View Full Version
Kamis, 12 Nov 2020

Cavusoglu: Armenia Akan 'Bayar Mahal' Jika Langgar Kesepakatan Perdamaian Terbaru Dengan Azerbaijan

BAKU, ARMENIA (voa-islam.com) - Armenia akan "membayar mahal" jika melanggar kesepakatan perdamaian terbaru dan perjanjian gencatan senjata dengan Azerbaijan mengenai konflik Nagorno-Karabakh, kata diplomat tinggi Turki itu, Kamis (12/11/2020).

"Mereka [pasukan Armenia] harus meninggalkan wilayah itu secara sukarela dengan mematuhi perjanjian, atau tentara Azerbaijan yang heroik akan merebut kembali tanah itu seperti yang terjadi sejauh ini. Tidak ada pilihan lain," kata Mevlut Cavusoglu dalam konferensi pers di Baku, Ibukota Azerbaijan.

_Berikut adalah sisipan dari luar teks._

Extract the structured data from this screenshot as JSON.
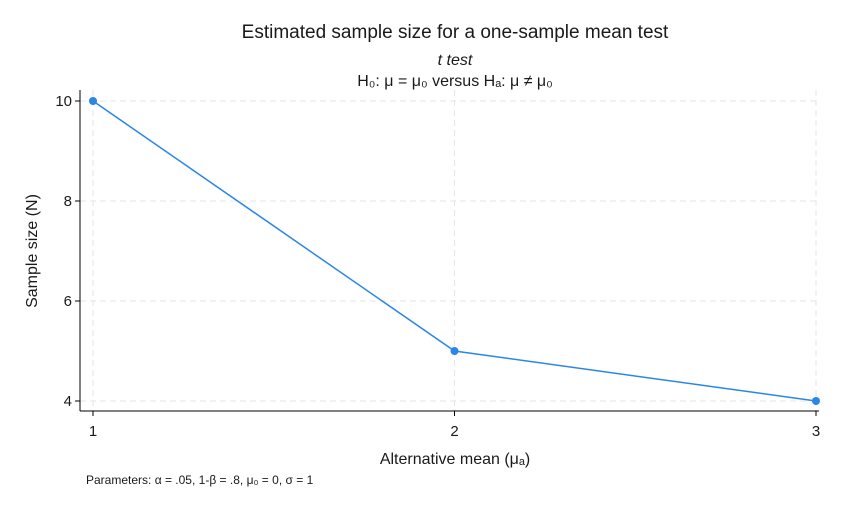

Azerbaijan tidak "ingin menumpahkan darah" dan sangat sabar untuk menyelesaikan konflik dengan damai, katanya, menambahkan: "Setelah itu, pilihan ada di Armenia [untuk menumpahkan darah atau menyelesaikannya dengan damai]."

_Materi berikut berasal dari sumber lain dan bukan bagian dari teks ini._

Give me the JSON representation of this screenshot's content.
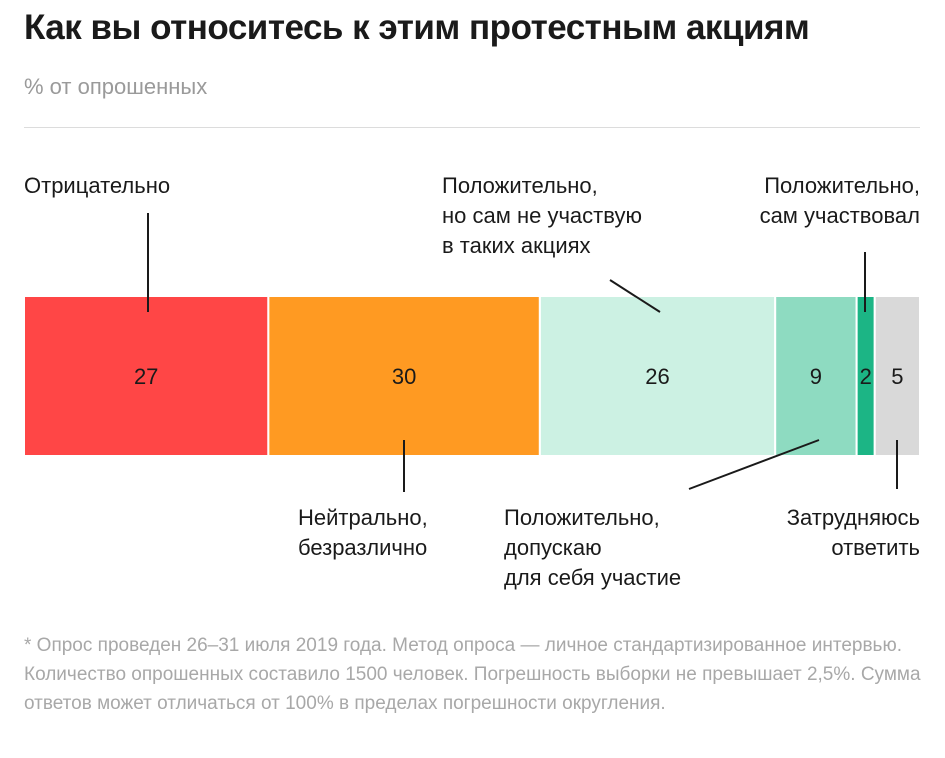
{
  "title": "Как вы относитесь к этим протестным акциям",
  "subtitle": "% от опрошенных",
  "chart_data": {
    "type": "bar",
    "orientation": "horizontal-stacked",
    "xlim": [
      0,
      99
    ],
    "segments": [
      {
        "label": [
          "Отрицательно"
        ],
        "value": 27,
        "color": "#ff4646",
        "label_side": "top"
      },
      {
        "label": [
          "Нейтрально,",
          "безразлично"
        ],
        "value": 30,
        "color": "#ff9a22",
        "label_side": "bottom"
      },
      {
        "label": [
          "Положительно,",
          "но сам не участвую",
          "в таких акциях"
        ],
        "value": 26,
        "color": "#ccf1e3",
        "label_side": "top"
      },
      {
        "label": [
          "Положительно,",
          "допускаю",
          "для себя участие"
        ],
        "value": 9,
        "color": "#8edbc1",
        "label_side": "bottom"
      },
      {
        "label": [
          "Положительно,",
          "сам участвовал"
        ],
        "value": 2,
        "color": "#1cb585",
        "label_side": "top"
      },
      {
        "label": [
          "Затрудняюсь",
          "ответить"
        ],
        "value": 5,
        "color": "#d9d9d9",
        "label_side": "bottom"
      }
    ]
  },
  "footnote": "* Опрос проведен 26–31 июля 2019 года. Метод опроса — личное стандартизированное интервью. Количество опрошенных составило 1500 человек. Погрешность выборки не превышает 2,5%. Сумма ответов может отличаться от 100% в пределах погрешности округления."
}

Berbicara tentang pendirian pusat perdamaian untuk mengawasi gencatan senjata di wilayah Karabakh Atas, Cavusoglu mengatakan peran Turki akan sama persis dengan Rusia dalam pemantauan bersama.

Sebuah nota kesepahaman (MoU) yang mendirikan pusat bersama Turki-Rusia untuk memantau kesepakatan perdamaian - yang telah mengakhiri berminggu-minggu konflik bersenjata antara Azerbaijan dan Armenia - ditandatangani pada Rabu pagi, menurut Presiden Turki Recep Tayyip Erdogan.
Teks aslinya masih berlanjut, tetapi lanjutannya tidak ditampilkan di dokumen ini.